Accommodation and meals:
We spend 18 nights in hotels and 2 nights in jungle lodges all with en-suite facilities. For the optional Inca Trail trek, 3 nights full service camping replace 3 hotel nights. We prefer to use small businesses for our accommodation, activities and services as these are the companies which have most direct benefit to the communities which we visit. All of our hotel managers have signed a sustainability contract which ensures they employ locals and endeavour to reduce waste, whilst our campsites are very eco-friendly in terms of energy reduction. We buy all of our food to cook on the trail from local supermarkets or even indigenous groups where possible despite this sometimes being more expensive. Where meals are not included, clients are encouraged to eat at authentic restaurants or to try snacks at markets e.g. local markets in Pucusana and Pisco.
Local Craft & Culture:
We walk through the Huayllabamba village on the first day of the trek, which is the only community inside the trail. They sell produce and various homemade snacks, so by stopping and buying something we are providing an avenue of income for these people. There is also an optional opportunity in the Sacred Valley where clients can eat a traditional meal in the village and buy handicrafts, as well as opportunities to visit local markets in Cuzco, Aguas Calientes and elsewhere. Our local guides are able to advise clients on which products to buy and which to avoid- for example, walking sticks made of wood are one to avoid as they are potentially a product of deforestation.
A Fair Deal:
Our local partners in Peru are extremely committed to staff welfare and to protecting the environment. We operate a zero-impact policy on the Inca Trail, removing all waste from campsites and separating it so that it can easily be recycled or composted. We take a toilet tent for use in camp and during lunch, removing the need to dig holes at campsites, and we never build fires at our campsites. Our camp staff (porters, cooks and mule wranglers where used) are paid a fair wage and receive all accommodation, transport and food whilst on the trek. They are also encouraged to put environmental protection practices into use in their own communities - regular training courses are held for all staff to increase their understanding of how to protect their natural and cultural heritage.

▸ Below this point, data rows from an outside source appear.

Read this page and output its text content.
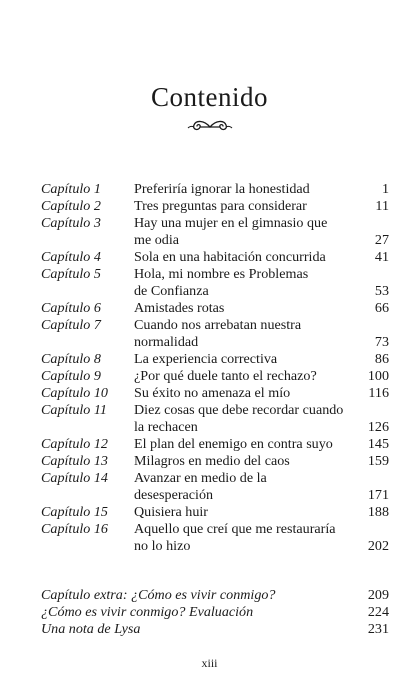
Contenido
Capítulo 1	Preferiría ignorar la honestidad	1
Capítulo 2	Tres preguntas para considerar	11
Capítulo 3	Hay una mujer en el gimnasio que
me odia	27
Capítulo 4	Sola en una habitación concurrida	41
Capítulo 5	Hola, mi nombre es Problemas
de Confianza	53
Capítulo 6	Amistades rotas	66
Capítulo 7	Cuando nos arrebatan nuestra
normalidad	73
Capítulo 8	La experiencia correctiva	86
Capítulo 9	¿Por qué duele tanto el rechazo?	100
Capítulo 10	Su éxito no amenaza el mío	116
Capítulo 11	Diez cosas que debe recordar cuando
la rechacen	126
Capítulo 12	El plan del enemigo en contra suyo	145
Capítulo 13	Milagros en medio del caos	159
Capítulo 14	Avanzar en medio de la
desesperación	171
Capítulo 15	Quisiera huir	188
Capítulo 16	Aquello que creí que me restauraría
no lo hizo	202
Capítulo extra: ¿Cómo es vivir conmigo?	209
¿Cómo es vivir conmigo? Evaluación	224
Una nota de Lysa	231
xiii
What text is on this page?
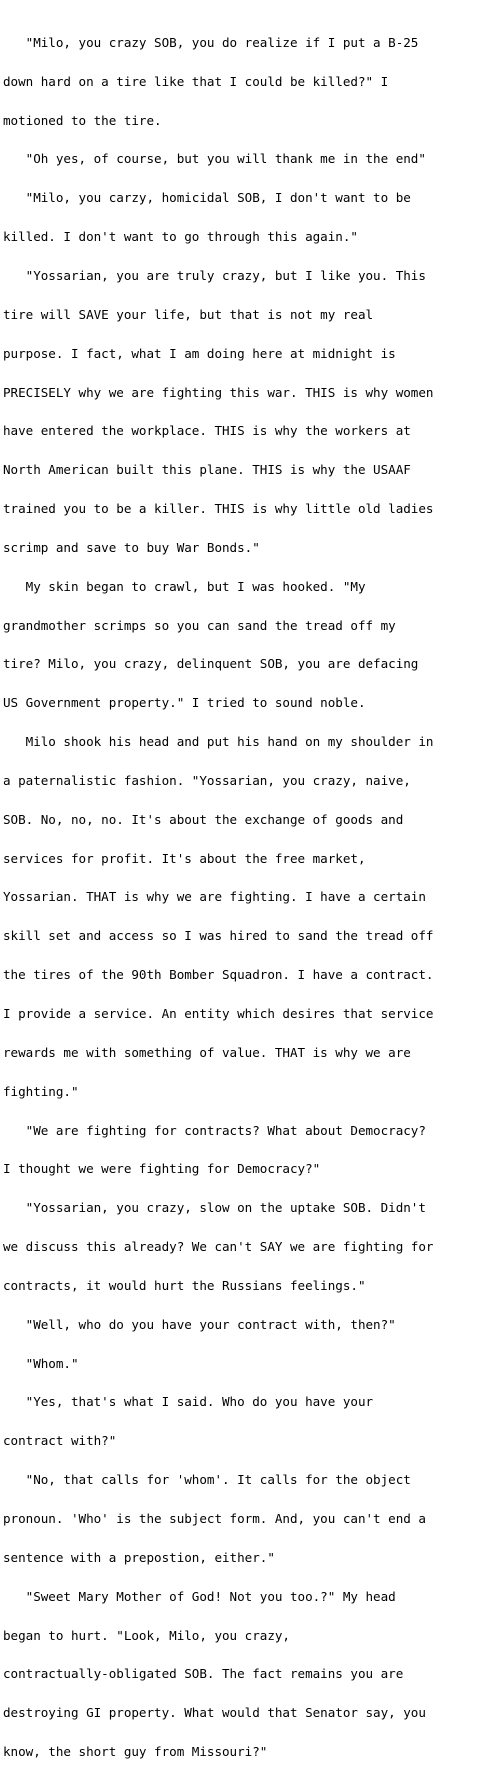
"Milo, you crazy SOB, you do realize if I put a B-25

down hard on a tire like that I could be killed?" I

motioned to the tire.

"Oh yes, of course, but you will thank me in the end"

"Milo, you carzy, homicidal SOB, I don't want to be

killed. I don't want to go through this again."

"Yossarian, you are truly crazy, but I like you. This

tire will SAVE your life, but that is not my real

purpose. I fact, what I am doing here at midnight is

PRECISELY why we are fighting this war. THIS is why women

have entered the workplace. THIS is why the workers at

North American built this plane. THIS is why the USAAF

trained you to be a killer. THIS is why little old ladies

scrimp and save to buy War Bonds."

My skin began to crawl, but I was hooked. "My

grandmother scrimps so you can sand the tread off my

tire? Milo, you crazy, delinquent SOB, you are defacing

US Government property." I tried to sound noble.

Milo shook his head and put his hand on my shoulder in

a paternalistic fashion. "Yossarian, you crazy, naive,

SOB. No, no, no. It's about the exchange of goods and

services for profit. It's about the free market,

Yossarian. THAT is why we are fighting. I have a certain

skill set and access so I was hired to sand the tread off

the tires of the 90th Bomber Squadron. I have a contract.

I provide a service. An entity which desires that service

rewards me with something of value. THAT is why we are

fighting."

"We are fighting for contracts? What about Democracy?

I thought we were fighting for Democracy?"

"Yossarian, you crazy, slow on the uptake SOB. Didn't

we discuss this already? We can't SAY we are fighting for

contracts, it would hurt the Russians feelings."

"Well, who do you have your contract with, then?"

"Whom."

"Yes, that's what I said. Who do you have your

contract with?"

"No, that calls for 'whom'. It calls for the object

pronoun. 'Who' is the subject form. And, you can't end a

sentence with a prepostion, either."

"Sweet Mary Mother of God! Not you too.?" My head

began to hurt. "Look, Milo, you crazy,

contractually-obligated SOB. The fact remains you are

destroying GI property. What would that Senator say, you

know, the short guy from Missouri?"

This small group tour has a maximum of 16 participants, meaning that we have a low impact on the communities we visit and are able to ensure that we do not disrupt or lead to the displacement of local people. The small number also allows us to stay in a unique, family-run hotel that cannot benefit from coach tours and other mass tourism due to its limited size.
It all starts at home so we have first worked at reducing our carbon footprint in our UK offices. Through energy conservation measures and recycling policies, we are proud to be actively reducing the waste produced and our impact on the environment. We support various projects all over the world to try and give something back to the places we visit.